Homeschoolers united!

Ask specific questions about your target languages. Beginner questions welcome!
User avatar
IronMike
Black Belt - 2nd Dan
Posts: 2010
Joined: Thu May 12, 2016 6:13 am
Location: Boston
Languages: Russian, 3/3 (DLPT, 2021) 2+ (OPI, 2021)
Esperanto, C1 (KER skriba ekzameno, 2017)
Italian, 1L/2R (DLPT, 2019)
BCS, 3L/2+R/2S (DLPT in, oh God, 1999!)
Slovene, 2+L/3R (DLPT in, yes, 1999)
Language Log: viewtopic.php?f=15&t=5189
x 4859
Contact:

Re: Homeschoolers united!

Postby IronMike » Tue Oct 02, 2018 3:52 pm

No more homeschooling for us. Unless something changes, our youngest will graduate the local public school in 2021. Thankfully, the school is pretty solid academically.

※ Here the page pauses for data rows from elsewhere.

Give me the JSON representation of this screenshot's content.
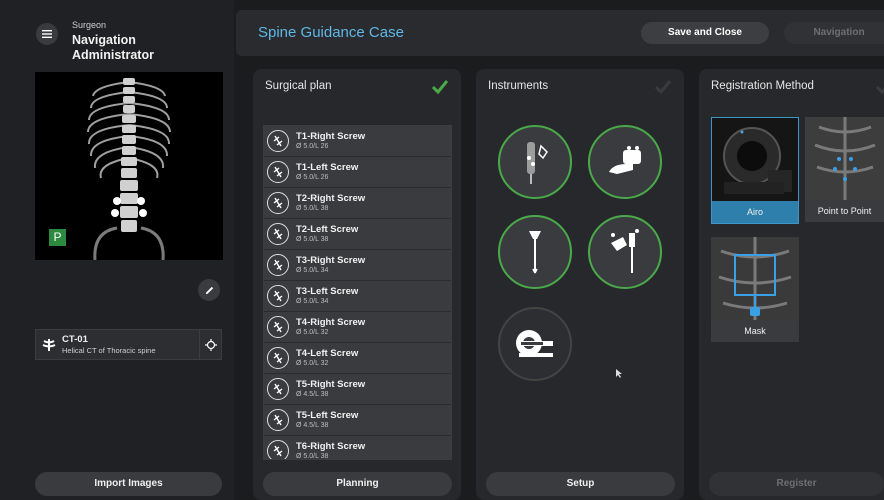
{
  "sidebar": {
    "role": "Surgeon",
    "user": "Navigation Administrator",
    "badge": "P",
    "ct": {
      "name": "CT-01",
      "desc": "Helical CT of Thoracic spine"
    },
    "import_label": "Import Images"
  },
  "header": {
    "title": "Spine Guidance Case",
    "save_label": "Save and Close",
    "navigation_label": "Navigation"
  },
  "surgical_plan": {
    "title": "Surgical plan",
    "screws": [
      {
        "name": "T1-Right Screw",
        "spec": "Ø 5.0/L 26"
      },
      {
        "name": "T1-Left Screw",
        "spec": "Ø 5.0/L 26"
      },
      {
        "name": "T2-Right Screw",
        "spec": "Ø 5.0/L 38"
      },
      {
        "name": "T2-Left Screw",
        "spec": "Ø 5.0/L 38"
      },
      {
        "name": "T3-Right Screw",
        "spec": "Ø 5.0/L 34"
      },
      {
        "name": "T3-Left Screw",
        "spec": "Ø 5.0/L 34"
      },
      {
        "name": "T4-Right Screw",
        "spec": "Ø 5.0/L 32"
      },
      {
        "name": "T4-Left Screw",
        "spec": "Ø 5.0/L 32"
      },
      {
        "name": "T5-Right Screw",
        "spec": "Ø 4.5/L 38"
      },
      {
        "name": "T5-Left Screw",
        "spec": "Ø 4.5/L 38"
      },
      {
        "name": "T6-Right Screw",
        "spec": "Ø 5.0/L 38"
      }
    ],
    "button_label": "Planning"
  },
  "instruments": {
    "title": "Instruments",
    "button_label": "Setup"
  },
  "registration": {
    "title": "Registration Method",
    "methods": [
      {
        "label": "Airo"
      },
      {
        "label": "Point to Point"
      },
      {
        "label": "Mask"
      }
    ],
    "button_label": "Register"
  },
  "colors": {
    "accent_blue": "#5fb8e6",
    "check_green": "#4aaa4a",
    "selected_blue": "#2f7fad"
  }
}
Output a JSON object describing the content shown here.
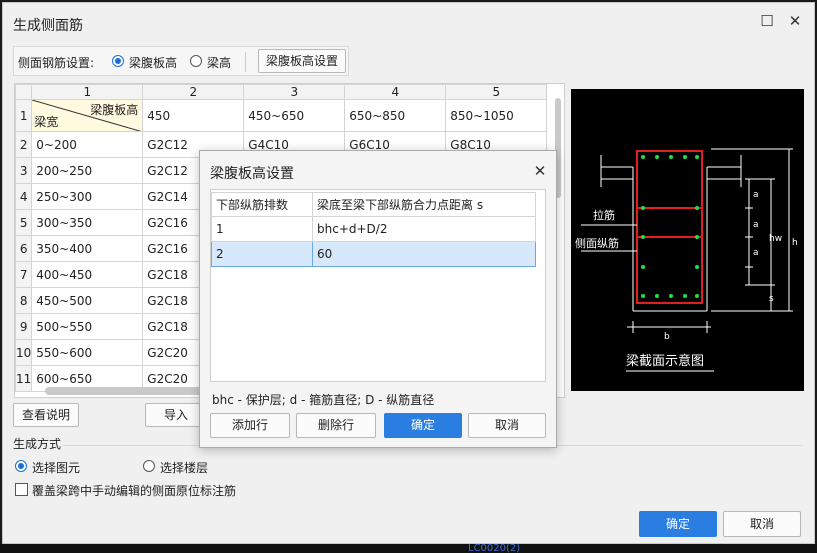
{
  "window": {
    "title": "生成侧面筋",
    "side_label": "侧面钢筋设置:",
    "radio_web_height": "梁腹板高",
    "radio_beam_height": "梁高",
    "web_height_setting_button": "梁腹板高设置",
    "view_help_button": "查看说明",
    "import_button": "导入",
    "gen_mode_label": "生成方式",
    "radio_select_element": "选择图元",
    "radio_select_floor": "选择楼层",
    "overwrite_label": "覆盖梁跨中手动编辑的侧面原位标注筋",
    "ok_button": "确定",
    "cancel_button": "取消"
  },
  "grid": {
    "col_headers": [
      "1",
      "2",
      "3",
      "4",
      "5"
    ],
    "corner_top": "梁腹板高",
    "corner_bottom": "梁宽",
    "row1": [
      "450",
      "450~650",
      "650~850",
      "850~1050"
    ],
    "rows": [
      {
        "num": "1"
      },
      {
        "num": "2",
        "c1": "0~200",
        "c2": "G2C12",
        "c3": "G4C10",
        "c4": "G6C10",
        "c5": "G8C10"
      },
      {
        "num": "3",
        "c1": "200~250",
        "c2": "G2C12"
      },
      {
        "num": "4",
        "c1": "250~300",
        "c2": "G2C14"
      },
      {
        "num": "5",
        "c1": "300~350",
        "c2": "G2C16"
      },
      {
        "num": "6",
        "c1": "350~400",
        "c2": "G2C16"
      },
      {
        "num": "7",
        "c1": "400~450",
        "c2": "G2C18"
      },
      {
        "num": "8",
        "c1": "450~500",
        "c2": "G2C18"
      },
      {
        "num": "9",
        "c1": "500~550",
        "c2": "G2C18"
      },
      {
        "num": "10",
        "c1": "550~600",
        "c2": "G2C20"
      },
      {
        "num": "11",
        "c1": "600~650",
        "c2": "G2C20"
      }
    ]
  },
  "preview": {
    "caption": "梁截面示意图",
    "tie_label": "拉筋",
    "side_label": "侧面纵筋",
    "dim_a": "a",
    "dim_hw": "hw",
    "dim_h": "h",
    "dim_s": "s",
    "dim_b": "b",
    "colors": {
      "rebar": "#e02020",
      "dots": "#20e040",
      "lines": "#ffffff"
    }
  },
  "dialog": {
    "title": "梁腹板高设置",
    "col1": "下部纵筋排数",
    "col2": "梁底至梁下部纵筋合力点距离 s",
    "rows": [
      {
        "n": "1",
        "s": "bhc+d+D/2"
      },
      {
        "n": "2",
        "s": "60"
      }
    ],
    "legend": "bhc - 保护层;  d - 箍筋直径;  D - 纵筋直径",
    "add_row": "添加行",
    "delete_row": "删除行",
    "ok": "确定",
    "cancel": "取消"
  },
  "background": {
    "bottom_text": "LC0020(2)"
  }
}
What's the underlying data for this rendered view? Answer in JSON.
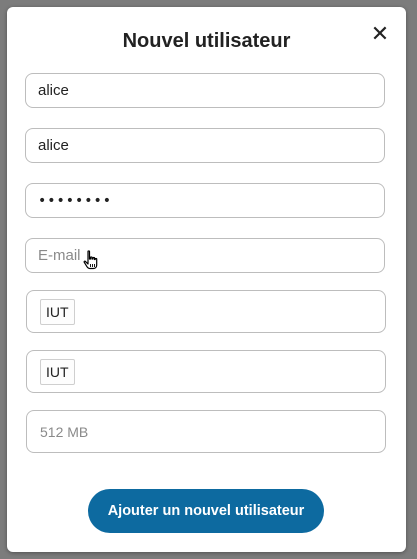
{
  "dialog": {
    "title": "Nouvel utilisateur",
    "close_icon": "close-icon",
    "close_glyph": "✕"
  },
  "fields": {
    "username_value": "alice",
    "display_name_value": "alice",
    "password_value": "••••••••",
    "email_placeholder": "E-mail",
    "email_value": ""
  },
  "groups": {
    "tag": "IUT"
  },
  "subadmin_groups": {
    "tag": "IUT"
  },
  "quota": {
    "placeholder": "512 MB"
  },
  "actions": {
    "submit_label": "Ajouter un nouvel utilisateur"
  },
  "colors": {
    "primary": "#0d6aa0",
    "backdrop": "#7c7c7c"
  }
}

We've had various results with respect to college or after-high school for the first three kids.

1) Boy #1 graduated from homeschool and joined the coast guard. The recruiter mistakenly told him he'd have to score higher in the ASVAB than "normal kids" due to his being homeschooled. He was misinformed; the 2012 NDAA did away with that and made it so homeschooled kids were considered Tier 1 high school graduates like any other high school graduate. I contacted the lawyers (at HSLDA.org) and had them cocked and ready but boy #1 didn't want me to do anything till after he took the ASVAB. Well, he scored in the upper 90s and after that the recruiter was all sunshine and roses, "You can pick any job you want," that sort of thing. Boy #1 is now a third class petty officer with his own studio apartment and car stationed in Texas.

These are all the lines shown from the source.